Voor ons is het Web een soort van gedeeld collectief geheugen. We hoeven geen onnodige details te onthouden: datums, sommen, formules, clausules, straatnamen, gedetailleerde definities. Voor ons is het genoeg om een samenvatting te hebben, de kern die nodig is om de informatie te verwerken en verbanden te leggen met andere kennis. Mochten we de details nodig hebben, dan kunnen we die binnen een paar seconde opzoeken. Op eenzelfde manier hoeven we ook niet overal experts in te zijn; we weten waar we mensen kunnen vinden die gespecialiseerd zijn in wat we zelf niet weten, en die we kunnen vertrouwen. Mensen die hun expertise willen delen, niet om er geld mee te verdienen, maar vanuit een gedeelde overtuiging dat informatie alleen maar bestaat als het in beweging is, dat het vrij wil zijn, dat we allemaal profiteren van het uitwisselen ervan. Elke dag: bij het studeren, op het werk, bij het oplossen van alledaagse problemen, als we onze interesses najagen. We weten hoe we moeten concurreren en we vinden het leuk om dat te doen, maar onze competitie, ons verlangen om anders te zijn, is gebaseerd op kennis, op de mogelijkheid om informatie te interpreteren en te verwerken, en niet op de monopolisatie ervan.

Twee.

Deelnemen aan het culturele leven is ons niet vreemd: de wereldwijde cultuur is de fundamentele bouwsteen voor onze identiteit, belangrijker voor het definiëren van wie we zijn dan tradities, geschiedkundige verhalen, sociale status, afkomst, of zelfs de taal die we spreken. Uit de overvloed aan culturele uitingen kiezen we die, die het beste bij ons passen. We bekijken ze, we werken eraan mee, we recenseren ze, we publiceren onze recensies op websites die voor dat doel gemaakt zijn, en die ons ook suggesties geven voor andere albums, films of games die we leuk zouden kunnen vinden. Sommige films, series of video’s kijken we samen met collega’s of met vrienden vanuit de hele wereld; onze belangstelling voor andere is alleen gedeeld met een kleine groep mensen die we wellicht nooit de hand zullen schudden. Daarom vinden we dat cultuur tegelijkertijd globaliseert en individualiseert. Daarom willen we er vrije toegang tot.

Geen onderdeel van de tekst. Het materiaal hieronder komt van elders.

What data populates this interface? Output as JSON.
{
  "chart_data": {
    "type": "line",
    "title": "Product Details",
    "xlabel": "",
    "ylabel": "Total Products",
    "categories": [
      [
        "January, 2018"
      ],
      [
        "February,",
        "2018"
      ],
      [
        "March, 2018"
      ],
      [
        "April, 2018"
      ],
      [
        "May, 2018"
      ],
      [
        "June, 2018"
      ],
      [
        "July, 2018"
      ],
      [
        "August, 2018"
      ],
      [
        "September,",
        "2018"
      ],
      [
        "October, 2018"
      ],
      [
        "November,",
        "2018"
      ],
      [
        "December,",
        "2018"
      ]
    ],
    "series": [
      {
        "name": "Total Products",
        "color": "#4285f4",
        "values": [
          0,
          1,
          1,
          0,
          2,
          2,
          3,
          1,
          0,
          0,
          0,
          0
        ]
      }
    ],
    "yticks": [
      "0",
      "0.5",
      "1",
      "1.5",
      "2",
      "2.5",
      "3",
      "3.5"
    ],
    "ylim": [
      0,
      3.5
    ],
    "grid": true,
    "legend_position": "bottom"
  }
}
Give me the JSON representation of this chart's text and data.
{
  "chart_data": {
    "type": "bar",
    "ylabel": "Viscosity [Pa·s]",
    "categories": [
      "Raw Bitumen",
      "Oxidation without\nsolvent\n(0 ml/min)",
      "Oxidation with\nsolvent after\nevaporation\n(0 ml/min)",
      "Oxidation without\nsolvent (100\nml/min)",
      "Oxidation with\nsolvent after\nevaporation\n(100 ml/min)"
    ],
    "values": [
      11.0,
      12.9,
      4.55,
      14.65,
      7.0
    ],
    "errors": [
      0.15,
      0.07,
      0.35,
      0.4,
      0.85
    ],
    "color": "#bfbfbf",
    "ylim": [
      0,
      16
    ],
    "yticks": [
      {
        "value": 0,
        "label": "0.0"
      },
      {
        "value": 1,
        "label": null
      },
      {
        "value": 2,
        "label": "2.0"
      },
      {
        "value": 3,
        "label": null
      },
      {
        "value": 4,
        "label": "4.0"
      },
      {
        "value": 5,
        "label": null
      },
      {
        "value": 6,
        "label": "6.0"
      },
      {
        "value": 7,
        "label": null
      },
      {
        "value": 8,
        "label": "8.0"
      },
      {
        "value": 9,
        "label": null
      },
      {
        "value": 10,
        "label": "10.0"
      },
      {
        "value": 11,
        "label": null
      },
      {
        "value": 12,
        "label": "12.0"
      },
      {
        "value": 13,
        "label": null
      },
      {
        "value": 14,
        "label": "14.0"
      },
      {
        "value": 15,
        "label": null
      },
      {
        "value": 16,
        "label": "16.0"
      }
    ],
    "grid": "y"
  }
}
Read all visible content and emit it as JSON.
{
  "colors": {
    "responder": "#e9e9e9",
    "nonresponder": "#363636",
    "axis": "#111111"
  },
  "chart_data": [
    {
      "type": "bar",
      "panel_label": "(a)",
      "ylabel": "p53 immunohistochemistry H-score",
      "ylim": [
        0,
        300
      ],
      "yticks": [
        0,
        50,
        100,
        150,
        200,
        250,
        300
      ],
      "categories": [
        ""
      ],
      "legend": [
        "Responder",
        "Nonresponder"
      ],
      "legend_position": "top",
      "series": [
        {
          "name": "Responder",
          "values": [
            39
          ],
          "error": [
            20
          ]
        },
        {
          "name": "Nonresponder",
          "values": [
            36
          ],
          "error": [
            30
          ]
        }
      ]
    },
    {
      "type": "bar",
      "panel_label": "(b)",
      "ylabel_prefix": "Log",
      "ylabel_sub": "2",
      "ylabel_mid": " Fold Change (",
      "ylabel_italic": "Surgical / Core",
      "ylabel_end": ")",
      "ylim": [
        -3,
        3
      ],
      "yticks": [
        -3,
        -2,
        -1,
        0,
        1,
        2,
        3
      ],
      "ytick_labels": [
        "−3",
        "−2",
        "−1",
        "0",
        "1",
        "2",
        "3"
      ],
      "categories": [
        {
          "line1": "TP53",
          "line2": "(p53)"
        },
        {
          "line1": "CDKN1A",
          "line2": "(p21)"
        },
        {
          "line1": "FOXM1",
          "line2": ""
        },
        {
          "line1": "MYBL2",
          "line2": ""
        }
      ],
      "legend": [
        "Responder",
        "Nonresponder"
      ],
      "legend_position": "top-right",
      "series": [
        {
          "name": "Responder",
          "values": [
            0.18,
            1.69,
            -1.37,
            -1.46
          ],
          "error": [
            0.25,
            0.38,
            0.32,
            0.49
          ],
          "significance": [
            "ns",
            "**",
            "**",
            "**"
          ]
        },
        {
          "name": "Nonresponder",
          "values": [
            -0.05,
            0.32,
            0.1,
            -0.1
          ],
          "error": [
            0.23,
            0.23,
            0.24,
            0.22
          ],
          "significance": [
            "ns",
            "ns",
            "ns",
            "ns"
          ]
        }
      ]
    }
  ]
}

Dit betekent niet dat we eisen dat alle kunstuitingen gratis beschikbaar voor ons moeten zijn, alhoewel we hetgene dat we zelf maken over het algemeen gewoon weggeven. We begrijpen dat creativiteit tijd, geld en moeite kost, ondanks de stijgende toegankelijkheid van technologieën die film- of geluidskwaliteit die tot dusverre gereserveerd was voor professionals, voor iedereen beschikbaar maken. We zijn bereid om te betalen, maar de gigantische bedragen die de distributeurs vragen lijken ons ruim overschat. Waarom zouden we betalen voor het verspreiden van informatie die ook gemakkelijk en foutloos gekopieerd kan worden, zonder enig kwaliteitsverlies? Als we alleen de informatie krijgen, willen we ook een prijs die daarmee in verhouding is. We zijn bereid om meer te betalen, maar dan verwachten we toegevoegde waarde: een interessante verpakking, een gadget, betere kwaliteit, de mogelijkheid om direct te kunnen kijken zonder eerst op het downloaden van het bestand te moeten wachten. We zijn in staat om waardering te tonen en we willen de artiest belonen (sinds geld niet meer bestaat uit bankbiljetten, maar een reeks getallen op een scherm is geworden, is betalen meer een symbolische vorm van uitwisseling geworden, waar beide partijen beter van zouden moeten worden), maar de verkoopdoelstellingen van grote bedrijven interesseren ons niet. Het is niet ons probleem dat hun markt in de traditionele vorm niet meer bestaat, en dat ze nooit de uitdaging zijn aangegaan om ons te bereiken met meer dan we al gratis konden krijgen, maar hebben besloten om hun ouderwetse manieren te verdedigen.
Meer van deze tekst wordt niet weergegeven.